World wowed by Olympic opening ceremony
British history, culture and the NHS have dominated in Danny Boyle's spectacular opening ceremony to London 2012.
National Health Service staff featured in a prolonged segment celebrating the NHS and children's literature, despite the intense controversies which currently surround its future.
Political disputes were largely put aside as Britain united behind Boyle's intensely patriotic three-hour extravaganza.
Sebastian Coe, addressing the stadium, said that London 2012 would "inspire a generation".
He told the global audience of one billion people: "In every Olympic sport there is all that matters in life: humans stretch to the limit of their abilities inspired by what they can achieve, driven by their talent to work harder than they could believe possible – living for the moment but making an indelible mark upon history."
But ministerial interference in the content of the ceremony had had to be resisted, Boyle suggested in a press conference earlier.
"We started under a Labour government, now a Conservative government," the Slumdog Millionaire director said.
"Seb [Coe] has protected us from any kind of interference. We have been allowed to express ourselves.
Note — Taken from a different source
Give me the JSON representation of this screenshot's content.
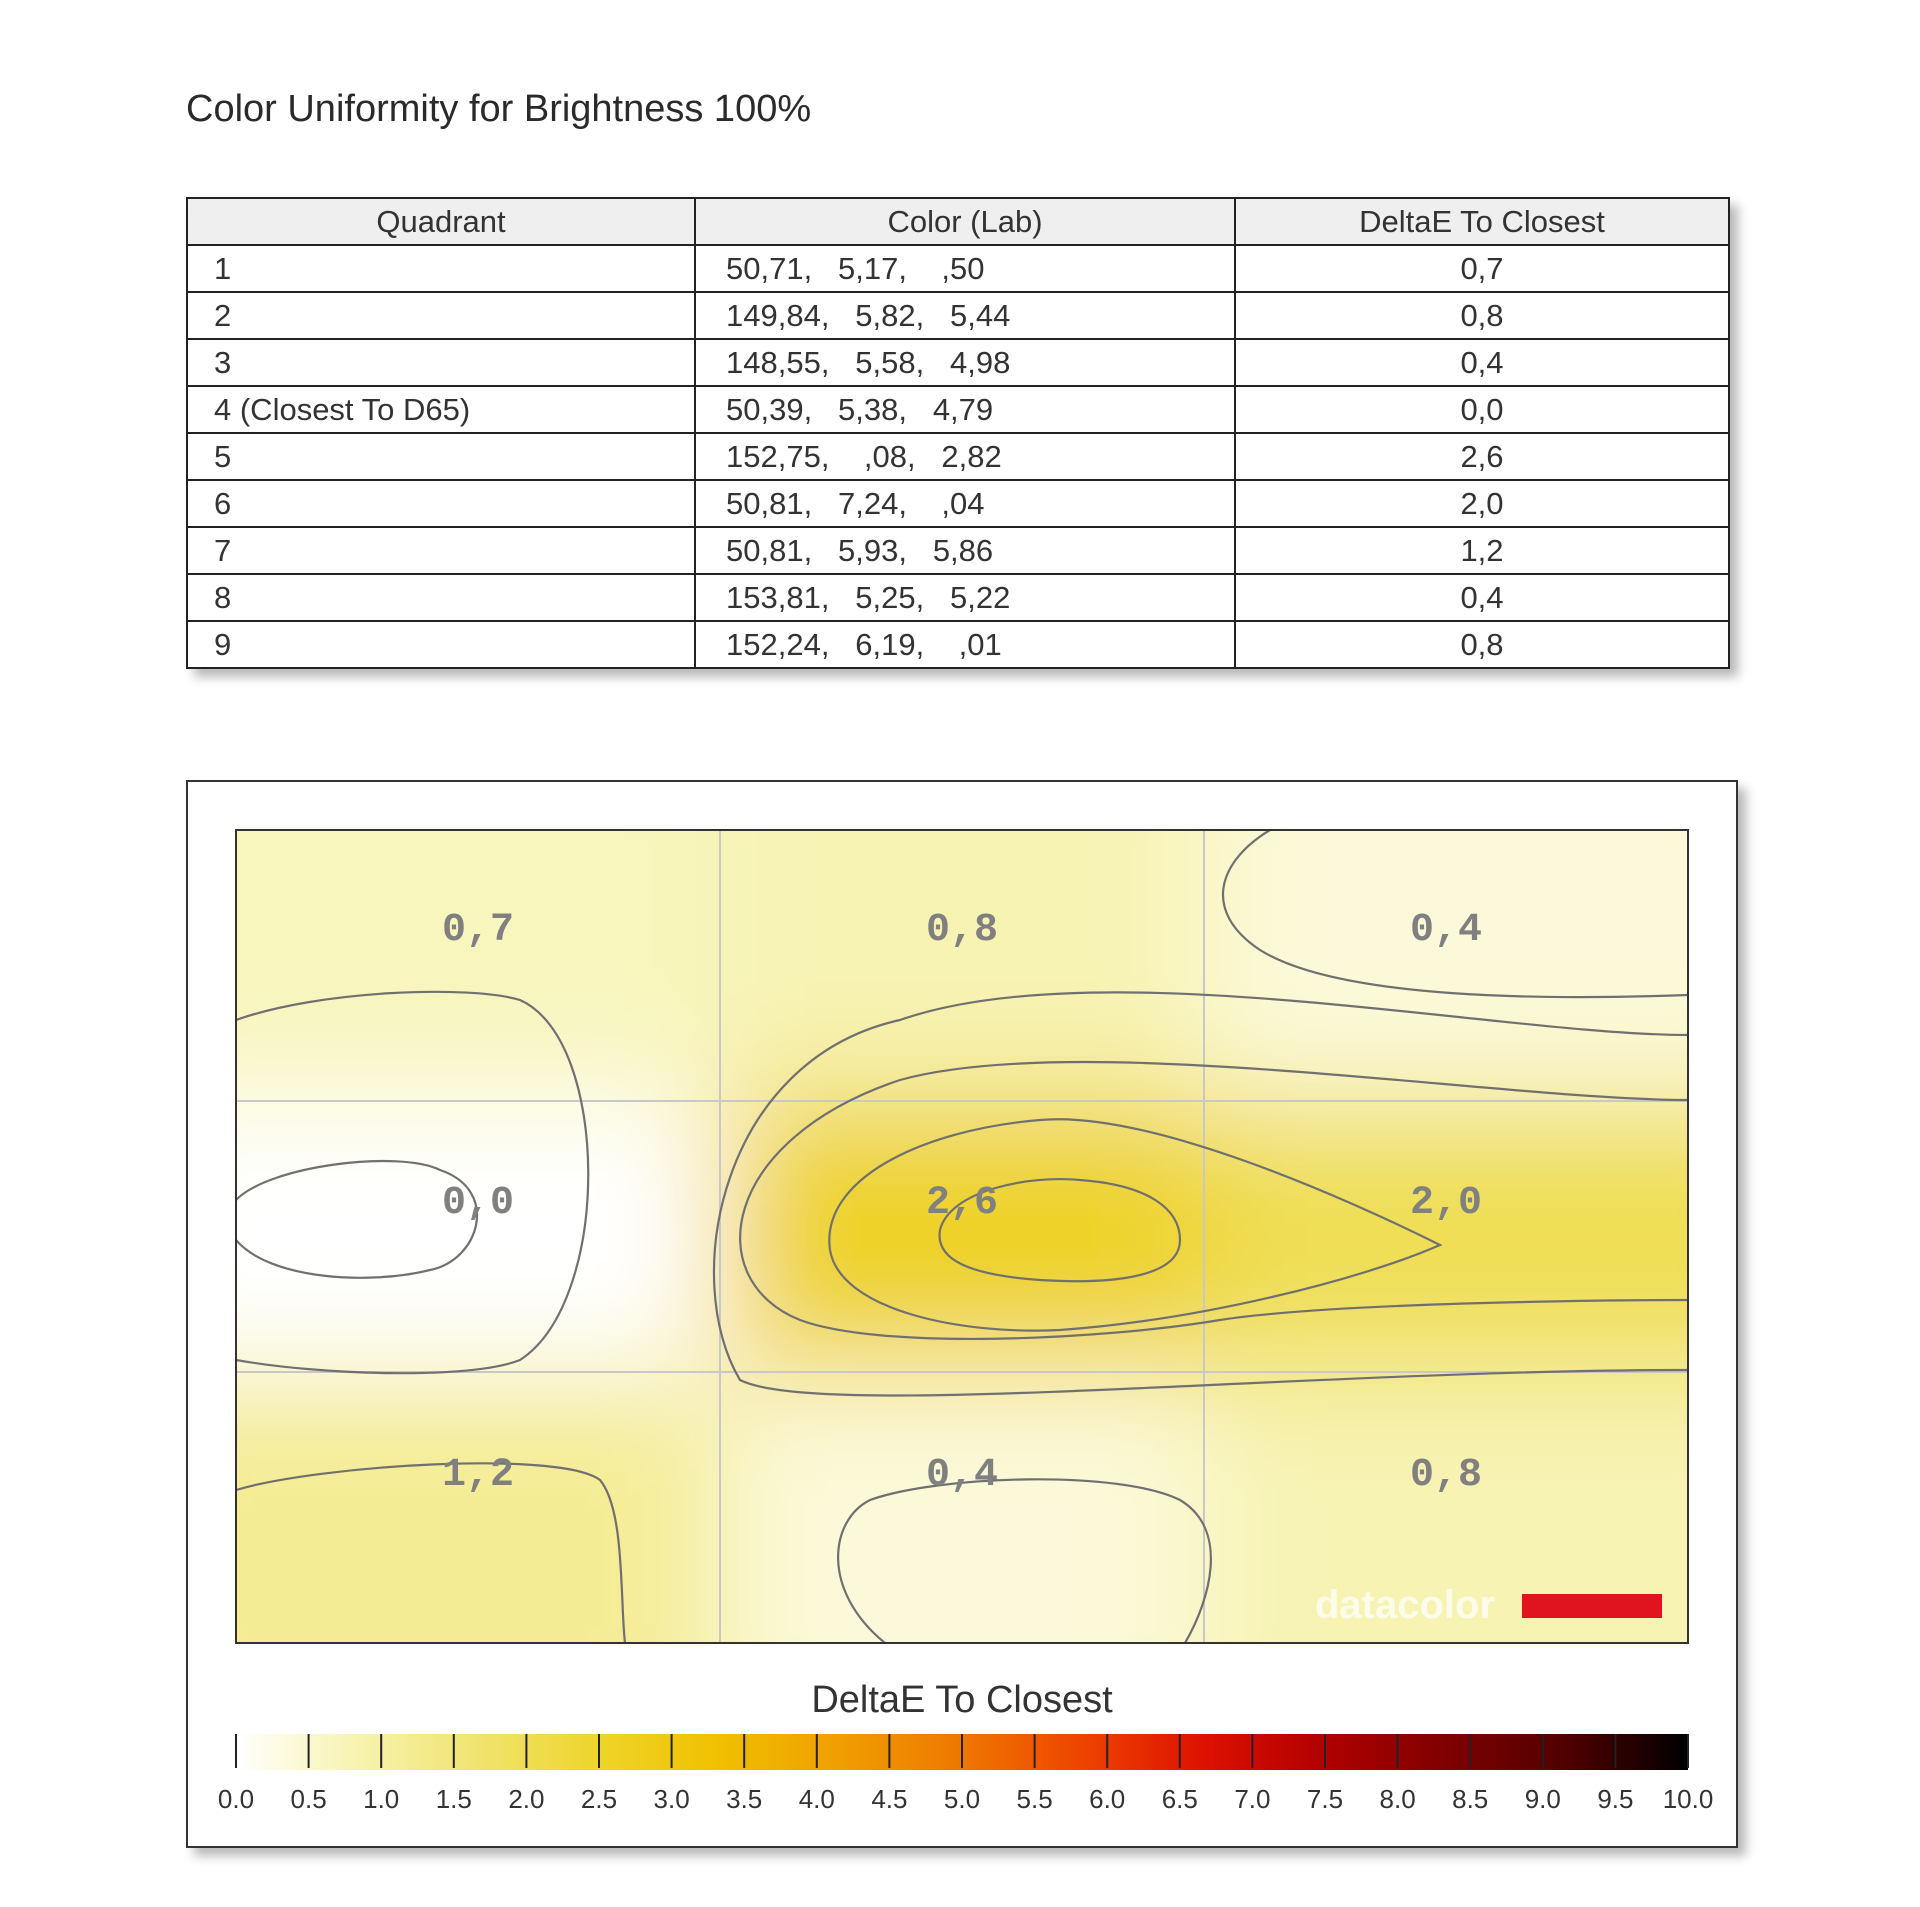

"It's the instinct of any government to say we must have this, we must say this. Not everyone is going to like it and not everyone is going to join in. We wanted it to make it accessible to everyone but not be bland."
The ceremony included many cultural references which may not have been familiar to a global audience, including the Archers theme tune, Wind In The Willows and 1980s movie classic Gregory's Girl.
But Rowan Atkinson's world-famous Mr Bean character and an unexpected entrance by James Bond and the Queen will have been instantly recognisable the world over.
The monarch and Britain's most famous spy made an unexpected entrance into the Olympic Stadium in east London, after Kenneth Branagh as Isambard Kingdom Brunel helped dismantle rural England in a depiction of the Industrial Revolution.
Rapper Dizzee Rascal wrapped up a section on digital Britain which ended with an appearance by Sir Tim Berners-Lee, the investor of the world wide web. "This is for everyone," he tweeted.
Murder victim Stephen Lawrence's mother Doreen Lawrence, civil liberties group Liberty director Shami Chakrabarti and UN secretary-general Ban Ki-moon were among those carrying the Olympic flag.
After Olympic athletes entered the stadium, with cyclist Chris Hoy carrying the flags for Team GB, Steve Redgrave was confirmed as the mystery person carrying the Olympic flame in the stadium.
But it was a group of seven young Olympians who lit the flame itself – an elaborate structure uniting the flames of copper petals carried into the stadium by each country.
International Olympic Committee president Jacques Rogge said that the Games were "coming home" to London, which is the first city to have hosted the Olympics on three occasions.
He pointed out this is the first time that all Olympic teams have at least one woman competitor. Saudi Arabia has two females competing.
Not all approved of the ceremony. Conservative MP Aidan Burley tweeted: "The most leftie opening ceremony I have ever seen – more than Beijing, the capital of a communist state! Welfare tribute next?"